People are shocked, nay appalled, that assets which have been blown into balloons by nearly unlimited free money (such as equities, bonds and real estate) are likely to all deflate at the same time if money starts getting charged for again. This is not an afront, it is not an attack, it is simply a reset to a rational level of expectation level.
I realize I’m in the minority here, but I think Powell is doing ok. Not perfect, but ok. I would have preferred him starting to raise rates earlier and in smaller increments. But it’s easy to be a back seat driver.
First, Fed tools are limited.
Second, inflation is a world wide problem at the moment. Annual US inflation is roughly 8+%, approximately the upper mid-range for most countries (although there are outliers on both ends). It doesn’t help the pain many people are feeling, but misery loves company. It’s tough to control dandelions when your neighbors lawns are full of them.

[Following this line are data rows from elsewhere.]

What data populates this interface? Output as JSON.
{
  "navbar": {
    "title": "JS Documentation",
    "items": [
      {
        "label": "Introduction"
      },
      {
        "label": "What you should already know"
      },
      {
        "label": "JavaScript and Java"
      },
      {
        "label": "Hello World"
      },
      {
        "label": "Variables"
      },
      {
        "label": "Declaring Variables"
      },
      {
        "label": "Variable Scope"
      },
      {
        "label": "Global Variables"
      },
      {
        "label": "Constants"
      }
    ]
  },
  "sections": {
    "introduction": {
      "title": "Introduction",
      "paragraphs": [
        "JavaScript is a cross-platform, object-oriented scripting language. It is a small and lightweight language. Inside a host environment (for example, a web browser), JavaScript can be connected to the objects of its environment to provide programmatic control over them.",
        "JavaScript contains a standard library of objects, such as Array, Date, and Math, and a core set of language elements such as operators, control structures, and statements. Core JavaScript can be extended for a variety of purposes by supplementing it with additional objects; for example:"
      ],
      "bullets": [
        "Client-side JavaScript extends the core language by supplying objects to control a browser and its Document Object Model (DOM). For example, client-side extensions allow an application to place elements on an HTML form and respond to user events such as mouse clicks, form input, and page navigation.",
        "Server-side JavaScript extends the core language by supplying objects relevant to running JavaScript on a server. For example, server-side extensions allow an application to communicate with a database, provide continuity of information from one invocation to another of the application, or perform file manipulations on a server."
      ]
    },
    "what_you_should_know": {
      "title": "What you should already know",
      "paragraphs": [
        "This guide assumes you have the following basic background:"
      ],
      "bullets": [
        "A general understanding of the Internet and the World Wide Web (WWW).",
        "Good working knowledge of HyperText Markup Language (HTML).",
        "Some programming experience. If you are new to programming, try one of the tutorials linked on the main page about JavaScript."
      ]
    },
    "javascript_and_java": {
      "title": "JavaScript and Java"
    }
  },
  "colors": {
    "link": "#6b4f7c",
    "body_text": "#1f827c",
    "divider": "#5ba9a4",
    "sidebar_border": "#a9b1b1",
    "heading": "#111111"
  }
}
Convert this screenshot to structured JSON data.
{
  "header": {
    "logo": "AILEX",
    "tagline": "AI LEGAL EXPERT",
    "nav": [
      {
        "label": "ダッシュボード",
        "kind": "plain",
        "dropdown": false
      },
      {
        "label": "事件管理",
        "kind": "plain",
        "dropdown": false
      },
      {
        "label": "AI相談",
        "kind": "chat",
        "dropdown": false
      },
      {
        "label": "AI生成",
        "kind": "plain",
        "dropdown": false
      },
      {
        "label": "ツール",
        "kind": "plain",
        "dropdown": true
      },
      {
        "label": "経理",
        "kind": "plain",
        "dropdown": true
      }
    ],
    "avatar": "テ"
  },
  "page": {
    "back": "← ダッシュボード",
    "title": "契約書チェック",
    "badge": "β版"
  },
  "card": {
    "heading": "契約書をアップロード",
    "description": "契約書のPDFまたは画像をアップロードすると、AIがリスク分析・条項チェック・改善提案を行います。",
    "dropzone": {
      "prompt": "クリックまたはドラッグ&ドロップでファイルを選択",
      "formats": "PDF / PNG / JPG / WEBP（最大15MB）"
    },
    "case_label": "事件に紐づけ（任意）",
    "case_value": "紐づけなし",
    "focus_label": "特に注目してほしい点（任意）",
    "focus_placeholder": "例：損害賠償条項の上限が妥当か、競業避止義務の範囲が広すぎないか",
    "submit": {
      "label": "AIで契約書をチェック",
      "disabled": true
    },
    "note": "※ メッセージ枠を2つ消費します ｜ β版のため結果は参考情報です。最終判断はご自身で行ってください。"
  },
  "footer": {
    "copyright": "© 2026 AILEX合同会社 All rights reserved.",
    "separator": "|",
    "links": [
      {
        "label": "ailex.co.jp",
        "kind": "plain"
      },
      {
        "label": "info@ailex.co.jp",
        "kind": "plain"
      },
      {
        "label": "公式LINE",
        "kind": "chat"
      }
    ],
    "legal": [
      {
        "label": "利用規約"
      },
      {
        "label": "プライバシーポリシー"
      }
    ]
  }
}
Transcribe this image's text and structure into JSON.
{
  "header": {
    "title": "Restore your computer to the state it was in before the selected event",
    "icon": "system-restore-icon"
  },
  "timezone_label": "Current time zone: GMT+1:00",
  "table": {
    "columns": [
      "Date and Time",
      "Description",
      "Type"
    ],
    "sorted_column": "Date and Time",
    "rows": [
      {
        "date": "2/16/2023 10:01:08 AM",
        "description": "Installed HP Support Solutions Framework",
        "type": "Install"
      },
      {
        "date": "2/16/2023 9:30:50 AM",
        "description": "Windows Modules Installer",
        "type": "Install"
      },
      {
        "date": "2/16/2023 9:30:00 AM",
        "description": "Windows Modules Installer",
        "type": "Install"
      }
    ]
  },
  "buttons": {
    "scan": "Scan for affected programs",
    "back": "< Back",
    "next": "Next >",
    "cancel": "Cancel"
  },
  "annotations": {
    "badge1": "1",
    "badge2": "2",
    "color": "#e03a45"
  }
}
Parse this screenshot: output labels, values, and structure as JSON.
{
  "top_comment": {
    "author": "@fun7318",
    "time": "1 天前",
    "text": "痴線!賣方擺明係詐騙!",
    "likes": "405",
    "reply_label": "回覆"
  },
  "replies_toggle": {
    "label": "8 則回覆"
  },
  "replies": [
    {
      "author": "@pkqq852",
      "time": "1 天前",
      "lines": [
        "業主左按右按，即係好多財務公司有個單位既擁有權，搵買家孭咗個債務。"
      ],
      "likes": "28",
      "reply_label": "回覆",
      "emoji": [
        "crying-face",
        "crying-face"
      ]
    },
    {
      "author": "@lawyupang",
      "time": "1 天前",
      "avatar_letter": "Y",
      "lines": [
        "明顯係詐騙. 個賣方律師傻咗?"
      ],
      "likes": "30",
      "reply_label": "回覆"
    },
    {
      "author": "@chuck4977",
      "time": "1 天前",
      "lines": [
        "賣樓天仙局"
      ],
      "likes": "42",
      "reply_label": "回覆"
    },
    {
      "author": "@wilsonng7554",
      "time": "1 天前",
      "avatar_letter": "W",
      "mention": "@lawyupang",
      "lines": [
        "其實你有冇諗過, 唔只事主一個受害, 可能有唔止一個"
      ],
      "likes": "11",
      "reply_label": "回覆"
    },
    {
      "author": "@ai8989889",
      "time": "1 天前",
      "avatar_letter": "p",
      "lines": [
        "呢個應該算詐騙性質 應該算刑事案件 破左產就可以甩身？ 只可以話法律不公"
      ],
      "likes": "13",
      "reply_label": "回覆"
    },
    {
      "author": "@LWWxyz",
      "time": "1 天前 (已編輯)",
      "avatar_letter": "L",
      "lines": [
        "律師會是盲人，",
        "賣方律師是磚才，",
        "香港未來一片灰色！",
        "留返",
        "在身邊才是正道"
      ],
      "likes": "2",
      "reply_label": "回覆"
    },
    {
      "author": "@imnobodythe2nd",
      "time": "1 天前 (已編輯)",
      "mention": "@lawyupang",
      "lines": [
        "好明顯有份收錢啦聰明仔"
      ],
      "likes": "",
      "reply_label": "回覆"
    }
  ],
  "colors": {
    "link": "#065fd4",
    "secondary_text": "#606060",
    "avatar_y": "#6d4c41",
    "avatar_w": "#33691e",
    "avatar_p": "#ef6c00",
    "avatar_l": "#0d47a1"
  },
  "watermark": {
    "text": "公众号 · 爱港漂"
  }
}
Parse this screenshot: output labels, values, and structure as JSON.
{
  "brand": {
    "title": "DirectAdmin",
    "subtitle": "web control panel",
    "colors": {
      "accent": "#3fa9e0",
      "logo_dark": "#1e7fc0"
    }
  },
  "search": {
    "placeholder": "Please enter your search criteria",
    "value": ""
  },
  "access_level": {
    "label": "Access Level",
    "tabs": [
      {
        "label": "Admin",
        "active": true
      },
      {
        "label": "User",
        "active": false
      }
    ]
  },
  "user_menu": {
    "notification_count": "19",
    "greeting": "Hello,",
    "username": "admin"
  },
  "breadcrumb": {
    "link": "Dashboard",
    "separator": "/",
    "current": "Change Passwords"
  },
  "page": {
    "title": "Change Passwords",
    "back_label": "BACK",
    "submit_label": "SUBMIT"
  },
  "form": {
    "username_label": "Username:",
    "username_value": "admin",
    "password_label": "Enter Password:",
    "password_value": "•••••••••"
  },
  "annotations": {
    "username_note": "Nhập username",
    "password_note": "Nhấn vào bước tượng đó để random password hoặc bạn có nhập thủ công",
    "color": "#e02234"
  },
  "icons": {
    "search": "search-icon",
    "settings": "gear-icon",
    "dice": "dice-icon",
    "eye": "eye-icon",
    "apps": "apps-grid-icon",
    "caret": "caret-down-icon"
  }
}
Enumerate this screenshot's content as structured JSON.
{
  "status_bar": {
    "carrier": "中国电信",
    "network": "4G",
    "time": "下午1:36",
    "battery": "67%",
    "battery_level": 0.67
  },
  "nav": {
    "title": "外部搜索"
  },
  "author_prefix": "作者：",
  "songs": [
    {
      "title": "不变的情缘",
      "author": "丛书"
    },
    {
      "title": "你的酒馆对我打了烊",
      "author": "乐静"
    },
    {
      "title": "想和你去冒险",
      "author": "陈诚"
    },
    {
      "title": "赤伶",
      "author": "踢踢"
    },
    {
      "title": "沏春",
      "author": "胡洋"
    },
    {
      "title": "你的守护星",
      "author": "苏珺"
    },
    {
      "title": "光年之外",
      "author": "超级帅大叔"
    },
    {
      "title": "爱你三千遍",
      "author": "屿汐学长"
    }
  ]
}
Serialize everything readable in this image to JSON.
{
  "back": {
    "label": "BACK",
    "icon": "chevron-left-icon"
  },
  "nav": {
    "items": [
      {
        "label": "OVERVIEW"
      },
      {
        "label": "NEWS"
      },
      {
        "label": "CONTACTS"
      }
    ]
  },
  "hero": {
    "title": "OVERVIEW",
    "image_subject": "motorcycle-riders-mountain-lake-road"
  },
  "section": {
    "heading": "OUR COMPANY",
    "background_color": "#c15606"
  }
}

Third, we’re on the tail end of a world-wide pandemic (I hope) the likes of which we haven’t seen for over a century. I thought there was a good chance that shutting down the global economy might lead to a depression.
Fourth, IMNSHO, assets are valued more reasonably. That’s nice if you have cash to put to work.
Growing old mostly sucks, but there are some advantages. I feel like I’ve been there, done that. This too, shall pass. Personally, I love reading about lot of economists predicting the end of times. They’ve been wrong 99.99% of the time before and I expect they will be wrong again.